APELAÇÃO. DIREITO DO CONSUMIDOR. RESPONSABILIDADE CIVIL. AÇÃO DE REPARAÇÃO DE DANOS. ERRO MÉDICO. DEMORA NO DIAGNÓSTICO DE APENDICITE. NEGLIGÊNCIA NO TRATAMENTO CLÍNICO DISPENSADO NO PÓS OPERATÓRIO. NEXO DE CAUSALIDADE. COMPROVAÇÃO. DEVER DE INDENIZAR. DANOS MORAIS. CONFIGURAÇÃO. JUROS DE MORA E CORREÇÃO MONETÁRIA. TERMO INICIAL. DANO ESTÉTICO. CICATRIZ INERENTE AO PROCEDIMENTO CIRÚRGICO NECESSÁRIO. IMPROCEDÊNCIA.

1. Sob uma análise exclusivamente clínica determinadas queixas podem, a princípio, não indicar nada mais grave. No entanto, especialmente diante do relato de que o conjunto de dores era intenso e não cessava desde o dia anterior, essa circunstância deveria chamar a atenção para uma averiguação mais precavida.

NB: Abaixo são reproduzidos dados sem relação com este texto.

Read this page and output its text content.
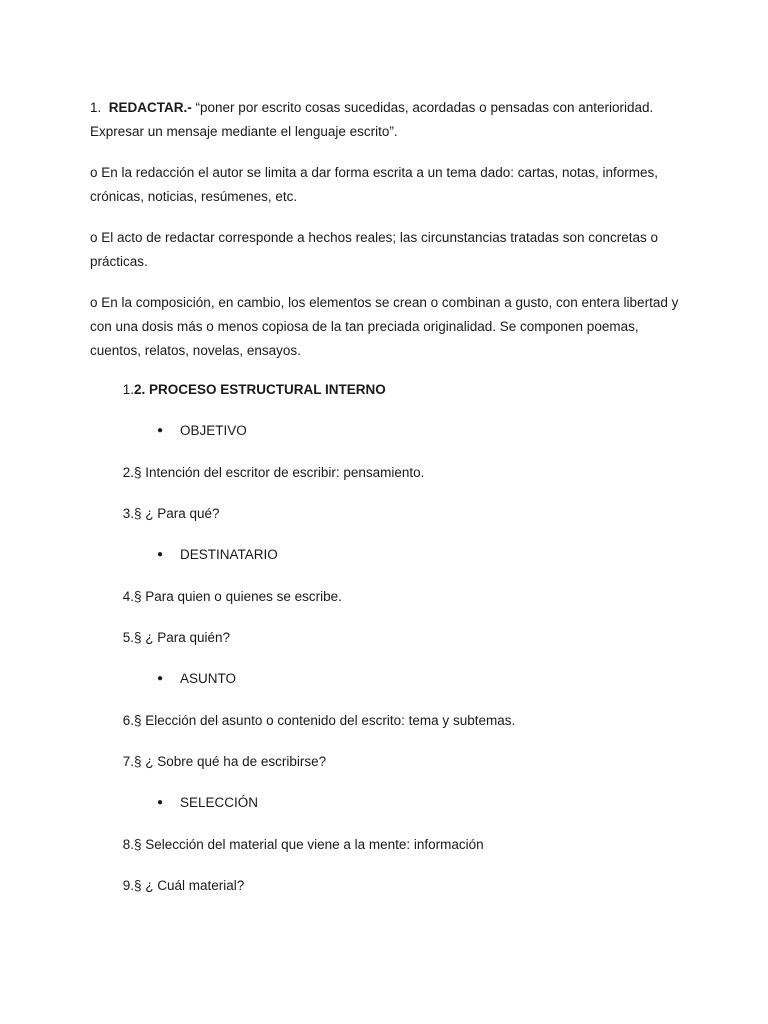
1. REDACTAR.- “poner por escrito cosas sucedidas, acordadas o pensadas con anterioridad. Expresar un mensaje mediante el lenguaje escrito”.

o En la redacción el autor se limita a dar forma escrita a un tema dado: cartas, notas, informes, crónicas, noticias, resúmenes, etc.

o El acto de redactar corresponde a hechos reales; las circunstancias tratadas son concretas o prácticas.

o En la composición, en cambio, los elementos se crean o combinan a gusto, con entera libertad y con una dosis más o menos copiosa de la tan preciada originalidad. Se componen poemas, cuentos, relatos, novelas, ensayos.

1. 2. PROCESO ESTRUCTURAL INTERNO
● OBJETIVO
2. § Intención del escritor de escribir: pensamiento.
3. § ¿ Para qué?
● DESTINATARIO
4. § Para quien o quienes se escribe.
5. § ¿ Para quién?
● ASUNTO
6. § Elección del asunto o contenido del escrito: tema y subtemas.
7. § ¿ Sobre qué ha de escribirse?
● SELECCIÓN
8. § Selección del material que viene a la mente: información
9. § ¿ Cuál material?
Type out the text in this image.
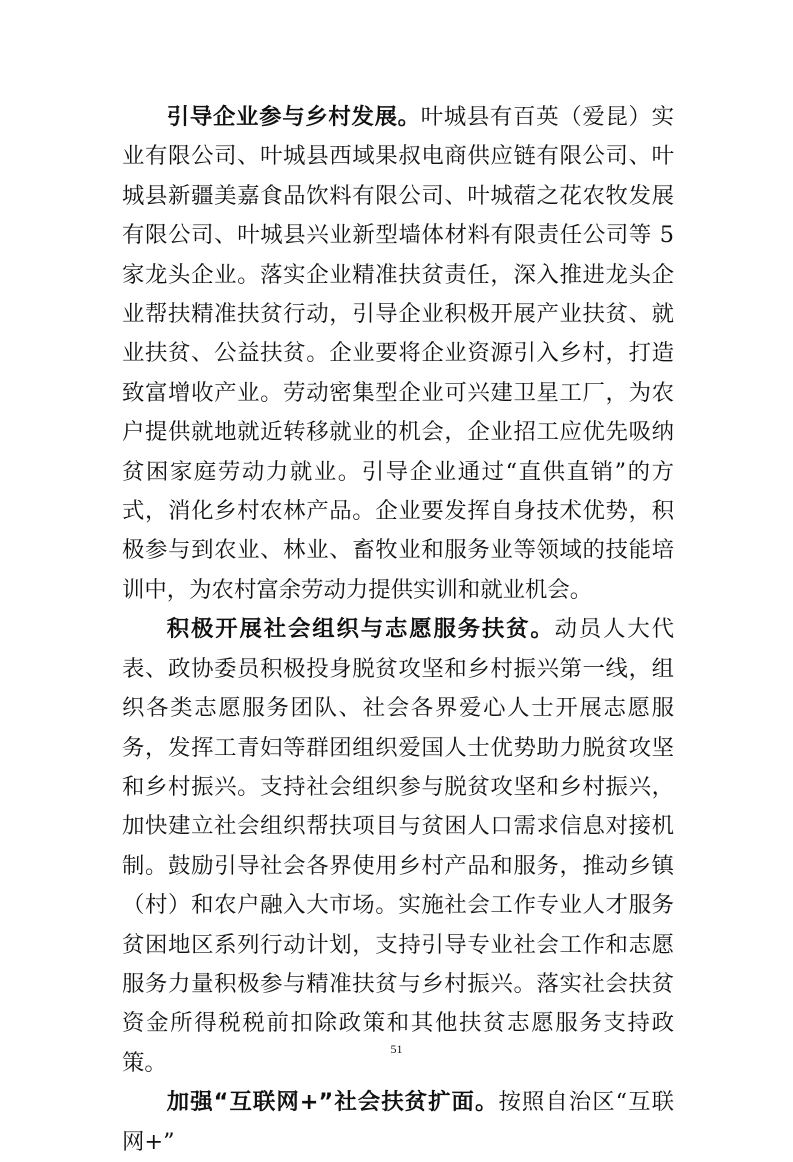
引导企业参与乡村发展。叶城县有百英（爱昆）实业有限公司、叶城县西域果叔电商供应链有限公司、叶城县新疆美嘉食品饮料有限公司、叶城蓿之花农牧发展有限公司、叶城县兴业新型墙体材料有限责任公司等 5 家龙头企业。落实企业精准扶贫责任，深入推进龙头企业帮扶精准扶贫行动，引导企业积极开展产业扶贫、就业扶贫、公益扶贫。企业要将企业资源引入乡村，打造致富增收产业。劳动密集型企业可兴建卫星工厂，为农户提供就地就近转移就业的机会，企业招工应优先吸纳贫困家庭劳动力就业。引导企业通过“直供直销”的方式，消化乡村农林产品。企业要发挥自身技术优势，积极参与到农业、林业、畜牧业和服务业等领域的技能培训中，为农村富余劳动力提供实训和就业机会。

积极开展社会组织与志愿服务扶贫。动员人大代表、政协委员积极投身脱贫攻坚和乡村振兴第一线，组织各类志愿服务团队、社会各界爱心人士开展志愿服务，发挥工青妇等群团组织爱国人士优势助力脱贫攻坚和乡村振兴。支持社会组织参与脱贫攻坚和乡村振兴，加快建立社会组织帮扶项目与贫困人口需求信息对接机制。鼓励引导社会各界使用乡村产品和服务，推动乡镇（村）和农户融入大市场。实施社会工作专业人才服务贫困地区系列行动计划，支持引导专业社会工作和志愿服务力量积极参与精准扶贫与乡村振兴。落实社会扶贫资金所得税税前扣除政策和其他扶贫志愿服务支持政策。

加强“互联网+”社会扶贫扩面。按照自治区“互联网+”

51
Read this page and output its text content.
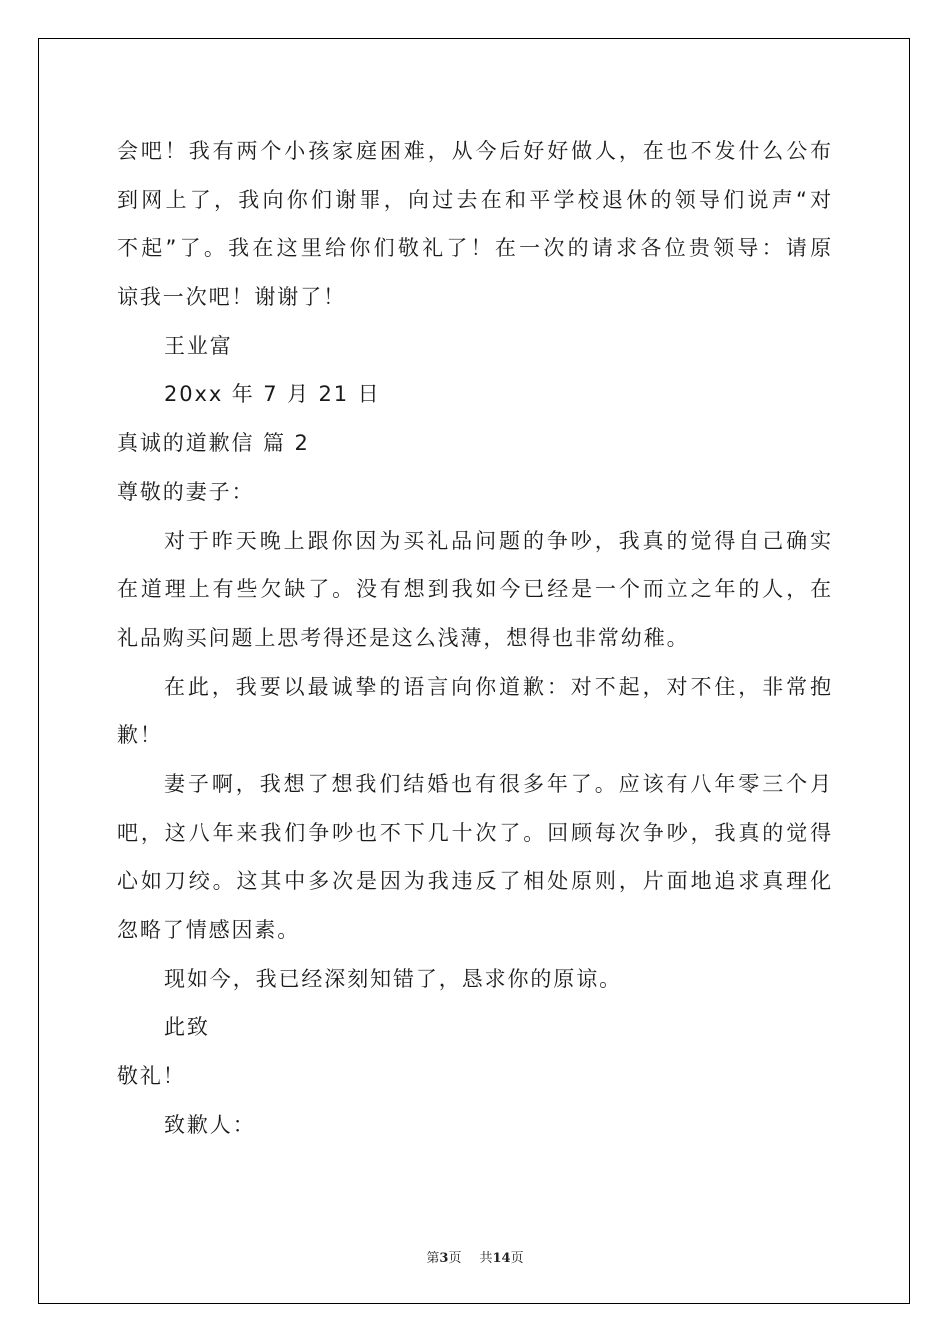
会吧！我有两个小孩家庭困难，从今后好好做人，在也不发什么公布
到网上了，我向你们谢罪，向过去在和平学校退休的领导们说声“对
不起”了。我在这里给你们敬礼了！在一次的请求各位贵领导：请原
谅我一次吧！谢谢了！
王业富
20xx 年 7 月 21 日
真诚的道歉信 篇 2
尊敬的妻子：
对于昨天晚上跟你因为买礼品问题的争吵，我真的觉得自己确实
在道理上有些欠缺了。没有想到我如今已经是一个而立之年的人，在
礼品购买问题上思考得还是这么浅薄，想得也非常幼稚。
在此，我要以最诚挚的语言向你道歉：对不起，对不住，非常抱
歉！
妻子啊，我想了想我们结婚也有很多年了。应该有八年零三个月
吧，这八年来我们争吵也不下几十次了。回顾每次争吵，我真的觉得
心如刀绞。这其中多次是因为我违反了相处原则，片面地追求真理化
忽略了情感因素。
现如今，我已经深刻知错了，恳求你的原谅。
此致
敬礼！
致歉人：
第3页 共14页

2. Mesmo que naquela situação o exame clínico não fosse por si só sugestivo de alguma doença, as circunstâncias relatadas exigiam do profissional especializado uma maior investigação quanto à causa dos sintomas, requerendo, por exemplo, um simples e rápido exame laboratorial para que naquele momento se pudesse descartar qualquer evidência mais séria. Afinal, o dever de tomar as precauções devidas e colher as informações necessárias para o adequado atendimento e tratamento do paciente é ínsito à sua atividade profissional. E embora não seja uma ciência exata, a medicina trabalha com probabilidades, levantando evidências e considerando possibilidades. Nesse campo, quanto maior o aprofundamento, quanto maior o número de dados e informações de que se dispõe, mais eficiente será o diagnóstico e menores serão as chances de erro.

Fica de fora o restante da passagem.